The US has expressed similar statements at various times before. Israel pulled out of a peer-review process run by the council in 2013.

But the US decision is still causing sorrow and disappointment in the human rights community. The human rights system has never needed champions more than now, and if superpowers step away, it sets a precedent. There is no clear strategy under which US withdrawal could strengthen and reform the council, or any other part of the UN human rights architecture.

It feels like worlds away from the time Eleanor Roosevelt shepherded the passage of the Universal Declaration of Human Rights in the shadow of the Holocaust. As Roosevelt said in 1948:

We stand today at the threshold of a great event both in the life of the UN, and in the life of mankind.

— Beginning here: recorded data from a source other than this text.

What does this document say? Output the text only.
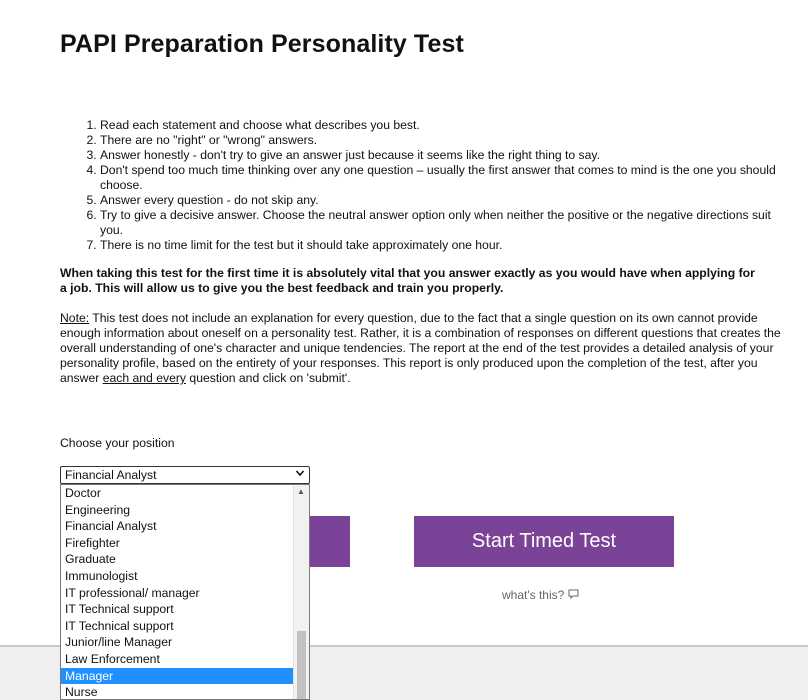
PAPI Preparation Personality Test
1. Read each statement and choose what describes you best.
2. There are no "right" or "wrong" answers.
3. Answer honestly - don't try to give an answer just because it seems like the right thing to say.
4. Don't spend too much time thinking over any one question – usually the first answer that comes to mind is the one you should choose.
5. Answer every question - do not skip any.
6. Try to give a decisive answer. Choose the neutral answer option only when neither the positive or the negative directions suit you.
7. There is no time limit for the test but it should take approximately one hour.

When taking this test for the first time it is absolutely vital that you answer exactly as you would have when applying for a job. This will allow us to give you the best feedback and train you properly.

Note: This test does not include an explanation for every question, due to the fact that a single question on its own cannot provide enough information about oneself on a personality test. Rather, it is a combination of responses on different questions that creates the overall understanding of one's character and unique tendencies. The report at the end of the test provides a detailed analysis of your personality profile, based on the entirety of your responses. This report is only produced upon the completion of the test, after you answer each and every question and click on 'submit'.

Choose your position
Financial Analyst
Start Timed Test
what's this?
Doctor
Engineering
Financial Analyst
Firefighter
Graduate
Immunologist
IT professional/ manager
IT Technical support
IT Technical support
Junior/line Manager
Law Enforcement
Manager
Nurse
▲
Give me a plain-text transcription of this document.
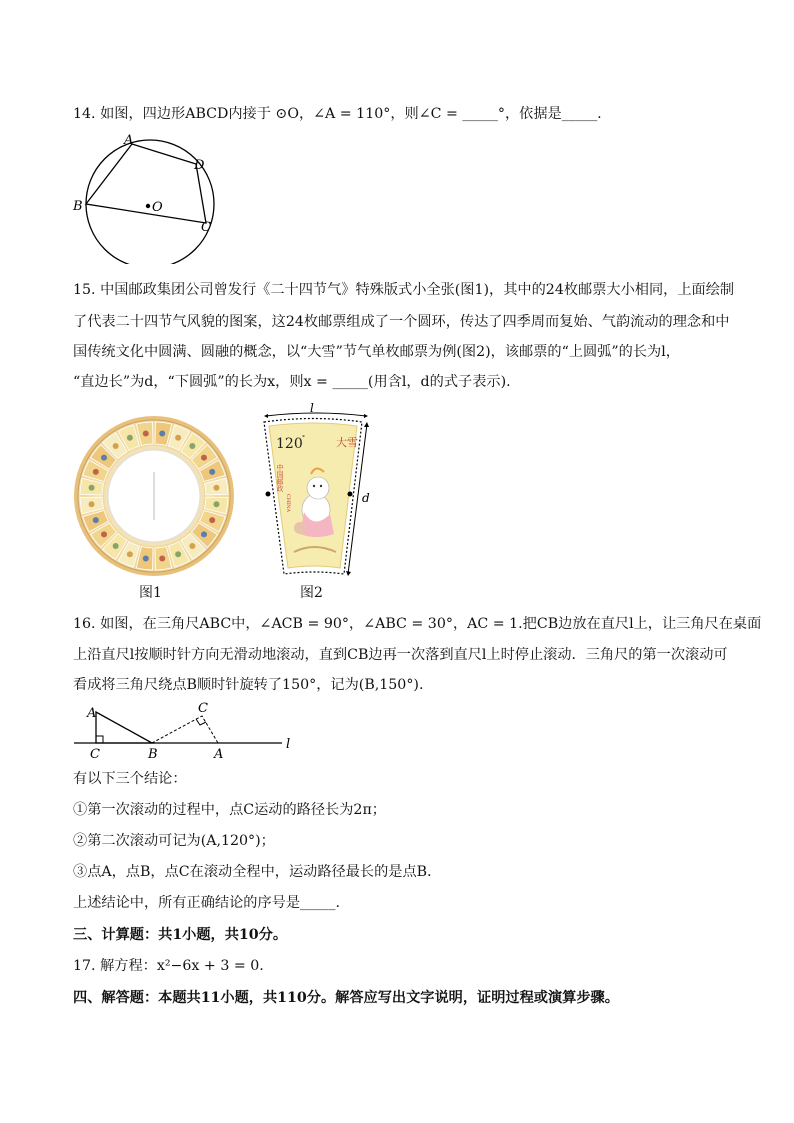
14. 如图，四边形ABCD内接于 ⊙O，∠A = 110°，则∠C = _____°，依据是_____.
A
B
C
D
O
15. 中国邮政集团公司曾发行《二十四节气》特殊版式小全张(图1)，其中的24枚邮票大小相同，上面绘制
了代表二十四节气风貌的图案，这24枚邮票组成了一个圆环，传达了四季周而复始、气韵流动的理念和中
国传统文化中圆满、圆融的概念，以“大雪”节气单枚邮票为例(图2)，该邮票的“上圆弧”的长为l，
“直边长”为d，“下圆弧”的长为x，则x = _____(用含l，d的式子表示).
图1
l
120 °	大雪
中国邮政
CHINA	d
图2
16. 如图，在三角尺ABC中，∠ACB = 90°，∠ABC = 30°，AC = 1.把CB边放在直尺l上，让三角尺在桌面
上沿直尺l按顺时针方向无滑动地滚动，直到CB边再一次落到直尺l上时停止滚动．三角尺的第一次滚动可
看成将三角尺绕点B顺时针旋转了150°，记为(B,150°).
A
C	B
C
A
l
有以下三个结论：
①第一次滚动的过程中，点C运动的路径长为2π；
②第二次滚动可记为(A,120°)；
③点A，点B，点C在滚动全程中，运动路径最长的是点B．
上述结论中，所有正确结论的序号是_____.
三、计算题：共1小题，共10分。
17. 解方程：x²−6x + 3 = 0.
四、解答题：本题共11小题，共110分。解答应写出文字说明，证明过程或演算步骤。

The human rights landscape now lacks that sense of political idealism and commitment to multilateralism, despite 70 years of hard work building a system of laws and state practice, as well as a large transnational civil society network dedicated to human rights.

It may also be harder to accept the US as a credible global defender of human rights in the future. This was a key point of difference between the US and China.

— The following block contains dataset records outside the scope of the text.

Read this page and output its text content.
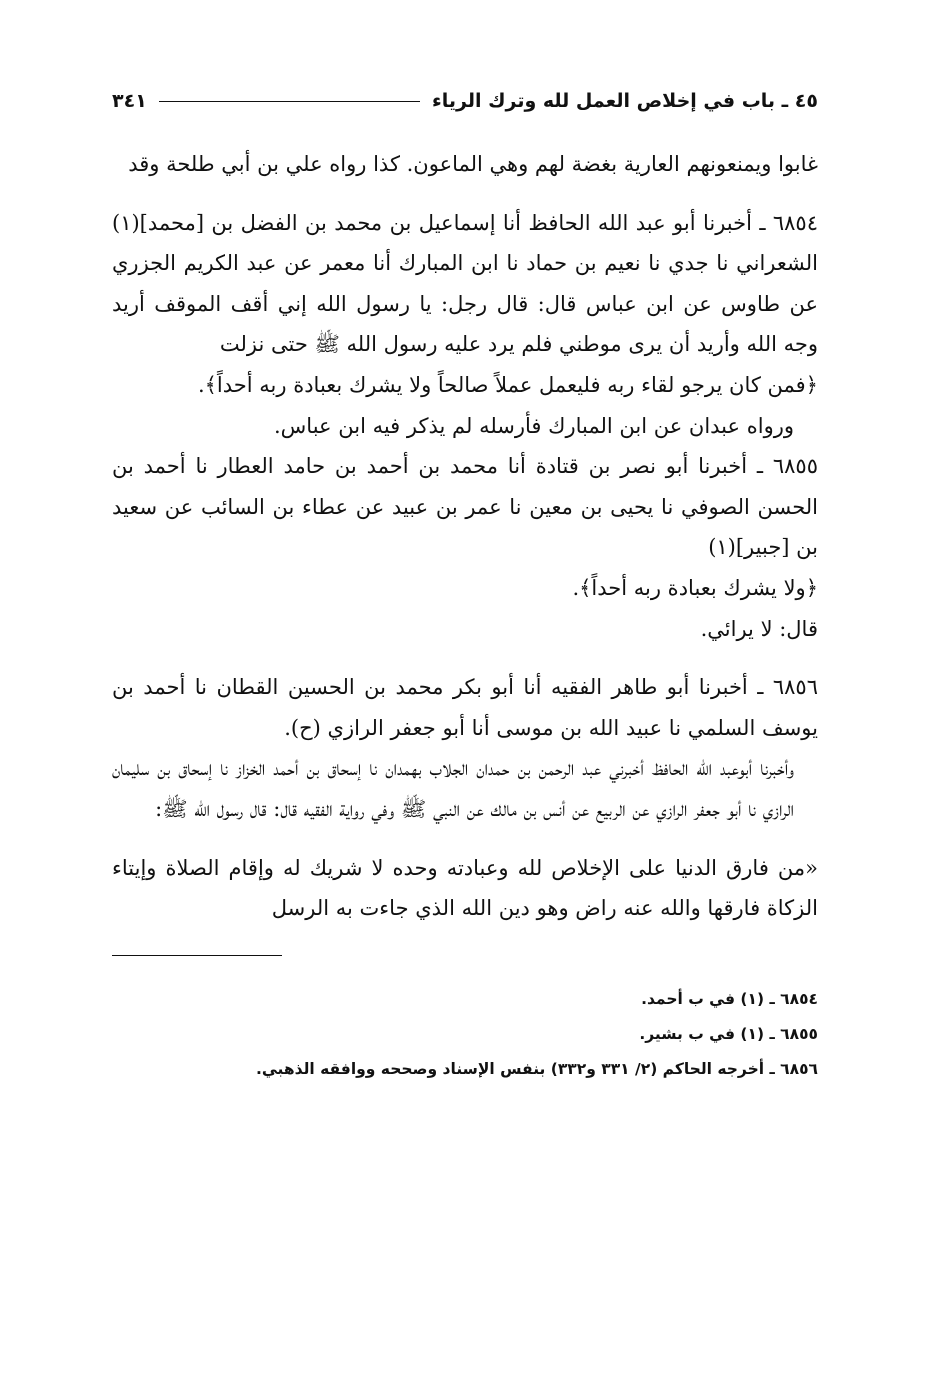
٤٥ ـ باب في إخلاص العمل لله وترك الرياء
٣٤١

غابوا ويمنعونهم العارية بغضة لهم وهي الماعون. كذا رواه علي بن أبي طلحة وقد

٦٨٥٤ ـ أخبرنا أبو عبد الله الحافظ أنا إسماعيل بن محمد بن الفضل بن [محمد](١) الشعراني نا جدي نا نعيم بن حماد نا ابن المبارك أنا معمر عن عبد الكريم الجزري عن طاوس عن ابن عباس قال: قال رجل: يا رسول الله إني أقف الموقف أريد وجه الله وأريد أن يرى موطني فلم يرد عليه رسول الله ﷺ حتى نزلت

﴿فمن كان يرجو لقاء ربه فليعمل عملاً صالحاً ولا يشرك بعبادة ربه أحداً﴾.

ورواه عبدان عن ابن المبارك فأرسله لم يذكر فيه ابن عباس.

٦٨٥٥ ـ أخبرنا أبو نصر بن قتادة أنا محمد بن أحمد بن حامد العطار نا أحمد بن الحسن الصوفي نا يحيى بن معين نا عمر بن عبيد عن عطاء بن السائب عن سعيد بن [جبير](١)

﴿ولا يشرك بعبادة ربه أحداً﴾.

قال: لا يرائي.

٦٨٥٦ ـ أخبرنا أبو طاهر الفقيه أنا أبو بكر محمد بن الحسين القطان نا أحمد بن يوسف السلمي نا عبيد الله بن موسى أنا أبو جعفر الرازي (ح).

وأخبرنا أبوعبد الله الحافظ أخبرني عبد الرحمن بن حمدان الجلاب بهمدان نا إسحاق بن أحمد الخزاز نا إسحاق بن سليمان الرازي نا أبو جعفر الرازي عن الربيع عن أنس بن مالك عن النبي ﷺ وفي رواية الفقيه قال: قال رسول الله ﷺ:

«من فارق الدنيا على الإخلاص لله وعبادته وحده لا شريك له وإقام الصلاة وإيتاء الزكاة فارقها والله عنه راض وهو دين الله الذي جاءت به الرسل

٦٨٥٤ ـ (١) في ب أحمد.

٦٨٥٥ ـ (١) في ب بشير.

٦٨٥٦ ـ أخرجه الحاكم (٢/ ٣٣١ و٣٣٢) بنفس الإسناد وصححه ووافقه الذهبي.
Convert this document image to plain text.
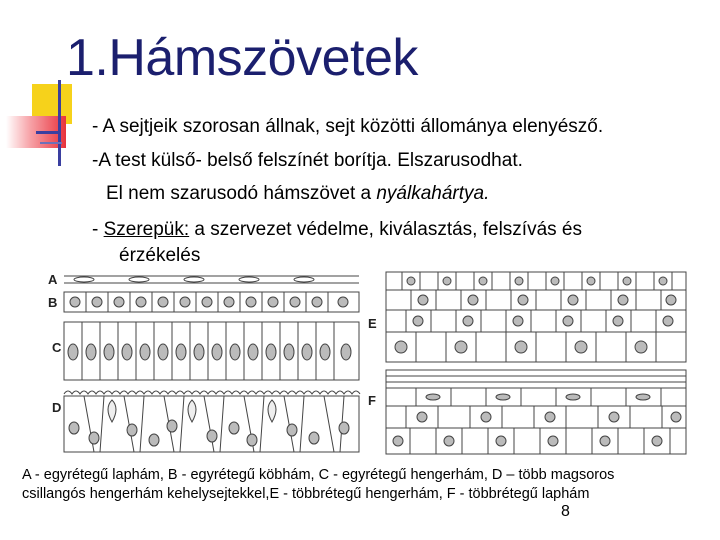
1.Hámszövetek
- A sejtjeik szorosan állnak, sejt közötti állománya elenyésző.
-A test külső- belső felszínét borítja. Elszarusodhat.
El nem szarusodó hámszövet a nyálkahártya.
- Szerepük: a szervezet védelme, kiválasztás, felszívás és
érzékelés
A
B
C
D
E
F
A - egyrétegű laphám, B - egyrétegű köbhám, C - egyrétegű hengerhám, D – több magsoros
csillangós hengerhám kehelysejtekkel,E - többrétegű hengerhám, F - többrétegű laphám
8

Eleanor Roosevelt in 1952 as US delegate to the then UN Commission on Human Rights (Photo: UN Photo)

Why does it matter so much? The Geneva-based HRC is a 47-member intergovernmental body within the UN system, elected for three-year terms by the General Assembly. The council not only seeks to promote and protect human rights, but also addresses alleged rights violations and makes recommendations on them, using “soft law” techniques.

These include special rapporteurs and representatives, independent experts, and working groups that monitor, examine, advise, and publicly report on thematic issues or human rights situations in specific countries (the list includes Australian experts Elizabeth Broderick and Philip Alston).

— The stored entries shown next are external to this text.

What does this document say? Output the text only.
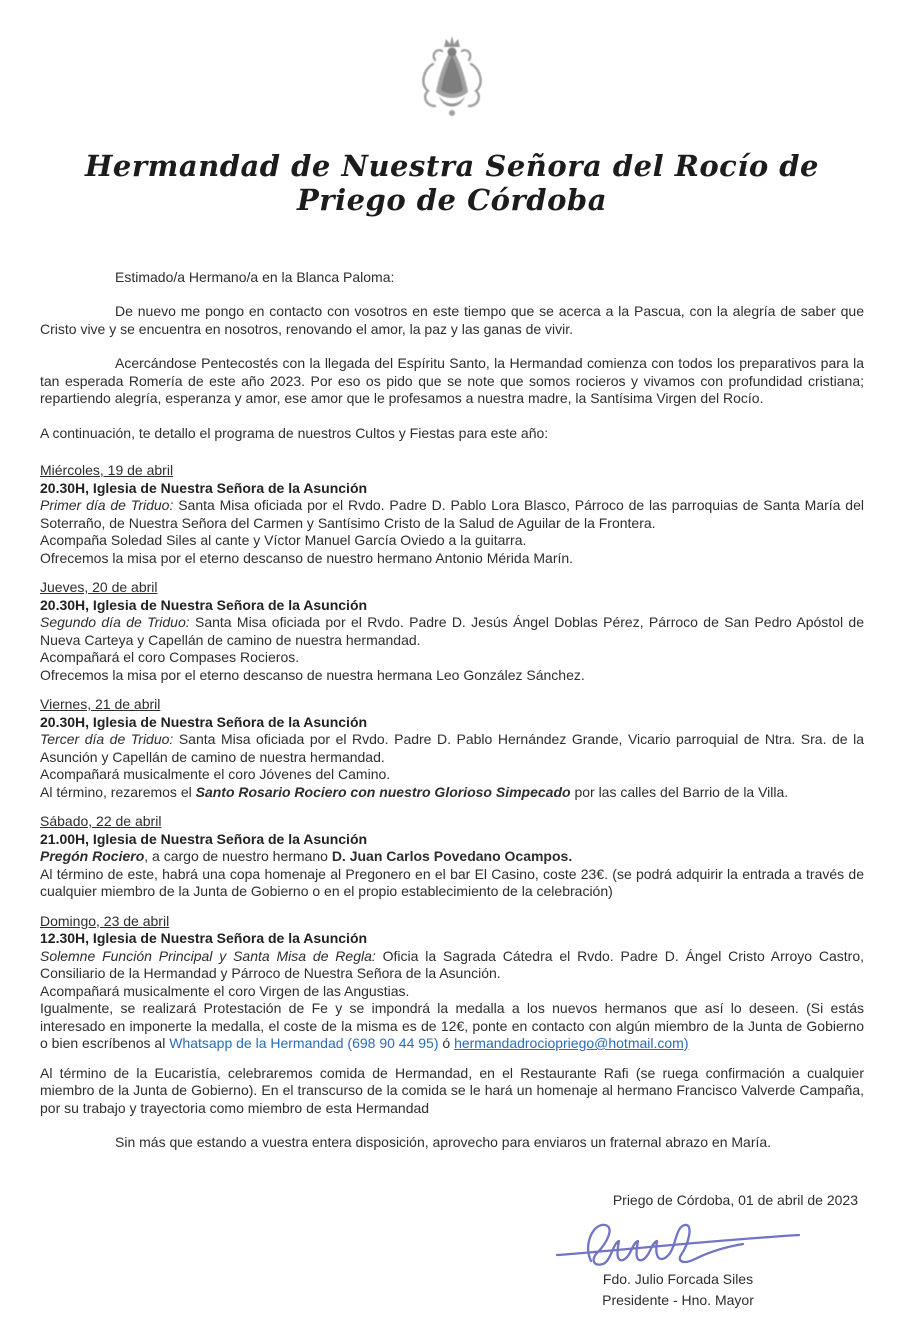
Hermandad de Nuestra Señora del Rocío de Priego de Córdoba

Estimado/a Hermano/a en la Blanca Paloma:

De nuevo me pongo en contacto con vosotros en este tiempo que se acerca a la Pascua, con la alegría de saber que Cristo vive y se encuentra en nosotros, renovando el amor, la paz y las ganas de vivir.

Acercándose Pentecostés con la llegada del Espíritu Santo, la Hermandad comienza con todos los preparativos para la tan esperada Romería de este año 2023. Por eso os pido que se note que somos rocieros y vivamos con profundidad cristiana; repartiendo alegría, esperanza y amor, ese amor que le profesamos a nuestra madre, la Santísima Virgen del Rocío.

A continuación, te detallo el programa de nuestros Cultos y Fiestas para este año:

Miércoles, 19 de abril

20.30H, Iglesia de Nuestra Señora de la Asunción

Primer día de Triduo: Santa Misa oficiada por el Rvdo. Padre D. Pablo Lora Blasco, Párroco de las parroquias de Santa María del Soterraño, de Nuestra Señora del Carmen y Santísimo Cristo de la Salud de Aguilar de la Frontera.

Acompaña Soledad Siles al cante y Víctor Manuel García Oviedo a la guitarra.

Ofrecemos la misa por el eterno descanso de nuestro hermano Antonio Mérida Marín.

Jueves, 20 de abril

20.30H, Iglesia de Nuestra Señora de la Asunción

Segundo día de Triduo: Santa Misa oficiada por el Rvdo. Padre D. Jesús Ángel Doblas Pérez, Párroco de San Pedro Apóstol de Nueva Carteya y Capellán de camino de nuestra hermandad.

Acompañará el coro Compases Rocieros.

Ofrecemos la misa por el eterno descanso de nuestra hermana Leo González Sánchez.

Viernes, 21 de abril

20.30H, Iglesia de Nuestra Señora de la Asunción

Tercer día de Triduo: Santa Misa oficiada por el Rvdo. Padre D. Pablo Hernández Grande, Vicario parroquial de Ntra. Sra. de la Asunción y Capellán de camino de nuestra hermandad.

Acompañará musicalmente el coro Jóvenes del Camino.

Al término, rezaremos el Santo Rosario Rociero con nuestro Glorioso Simpecado por las calles del Barrio de la Villa.

Sábado, 22 de abril

21.00H, Iglesia de Nuestra Señora de la Asunción

Pregón Rociero, a cargo de nuestro hermano D. Juan Carlos Povedano Ocampos.

Al término de este, habrá una copa homenaje al Pregonero en el bar El Casino, coste 23€. (se podrá adquirir la entrada a través de cualquier miembro de la Junta de Gobierno o en el propio establecimiento de la celebración)

Domingo, 23 de abril

12.30H, Iglesia de Nuestra Señora de la Asunción

Solemne Función Principal y Santa Misa de Regla: Oficia la Sagrada Cátedra el Rvdo. Padre D. Ángel Cristo Arroyo Castro, Consiliario de la Hermandad y Párroco de Nuestra Señora de la Asunción.

Acompañará musicalmente el coro Virgen de las Angustias.

Igualmente, se realizará Protestación de Fe y se impondrá la medalla a los nuevos hermanos que así lo deseen. (Si estás interesado en imponerte la medalla, el coste de la misma es de 12€, ponte en contacto con algún miembro de la Junta de Gobierno o bien escríbenos al Whatsapp de la Hermandad (698 90 44 95) ó hermandadrociopriego@hotmail.com)

Al término de la Eucaristía, celebraremos comida de Hermandad, en el Restaurante Rafi (se ruega confirmación a cualquier miembro de la Junta de Gobierno). En el transcurso de la comida se le hará un homenaje al hermano Francisco Valverde Campaña, por su trabajo y trayectoria como miembro de esta Hermandad

Sin más que estando a vuestra entera disposición, aprovecho para enviaros un fraternal abrazo en María.

Priego de Córdoba, 01 de abril de 2023

Fdo. Julio Forcada Siles

Presidente - Hno. Mayor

So the council works on a model of peer pressure and incremental reform. It has done some important work since 2006, such as pressing for justice in Sri Lanka, Syria, North Korea, and Myanmar, and working on the protection of human rights defenders, gender and sexual identity, and disability rights. States seem more persuaded by the the peer-review system than expert reports. 

Is it biased? Israel has committed human rights violations in the Occupied Territories. So has the Palestinian National Authority. It is also fair to say that Israel has always received disproportionate attention from the HRC. Some terrible human rights situations have been ignored due to use of bloc voting. The same accusations can be made of the Security Council.

The HRC does require reform, and there is some merit to the US critique. The council needs to be more consistent and more effective. The question is how, given this is a political forum.

A coalition of Geneva-based human rights organisations released a report earlier this year titled Strengthening the UN Human Rights Council from the Ground Up. At its launch, John Fisher, Geneva Director at Human Rights Watch, said that countries need to step up:

Individual countries should strengthen the Council’s ability to promote and protect human rights on the ground, particularly through prevention, implementation and accountability.

Where does this leave the US record on rights? Haley said she wanted “to make it crystal clear that this step is not a retreat from our human rights commitments”. Membership on the council draws attention to a country’s human rights record.

It is clear the US is feeling the heat over treatment of immigrant children, over leaving human rights out of the North Korea talks completely, support for Rodrigo Duterte in the Philippines and Vladimir Putin in Russia, and on many long-term domestic human rights issues, such as the death penalty, incarceration, and torture.

The US has never signed the UN’s core Convention on the Rights of the Child and Convention on the Elimination of Discrimination Against Women treaties.

Countries such as Australia must step into the breach left by the US departure, as will other nations on the council who rely on a functional multilateral system to protect their interests. Australia’s reaction to the US withdrawal was measured and similar to that of other close US allies, including Britain and Canada, and top UN officials:

Australia is disappointed by the US decision to resign from the UN Human Rights Council. We continue to value US leadership in multilateral fora.

Notwithstanding its flaws, we continue to consider the HRC is an important forum for maintaining the international rules-based order.

Australia shares many of the US’s concerns about the HRC. Australia is committed to progress effective and meaningful reform to enable the HRC to carry out its role, and will continue to pursue reform through our HRC term.

We reiterate Australia’s commitment to a strong multilateral human rights system and to advancing human right globally.

Translated: the HRC is what we have, all we have, and we must make it better. The US withdrawal makes this job harder.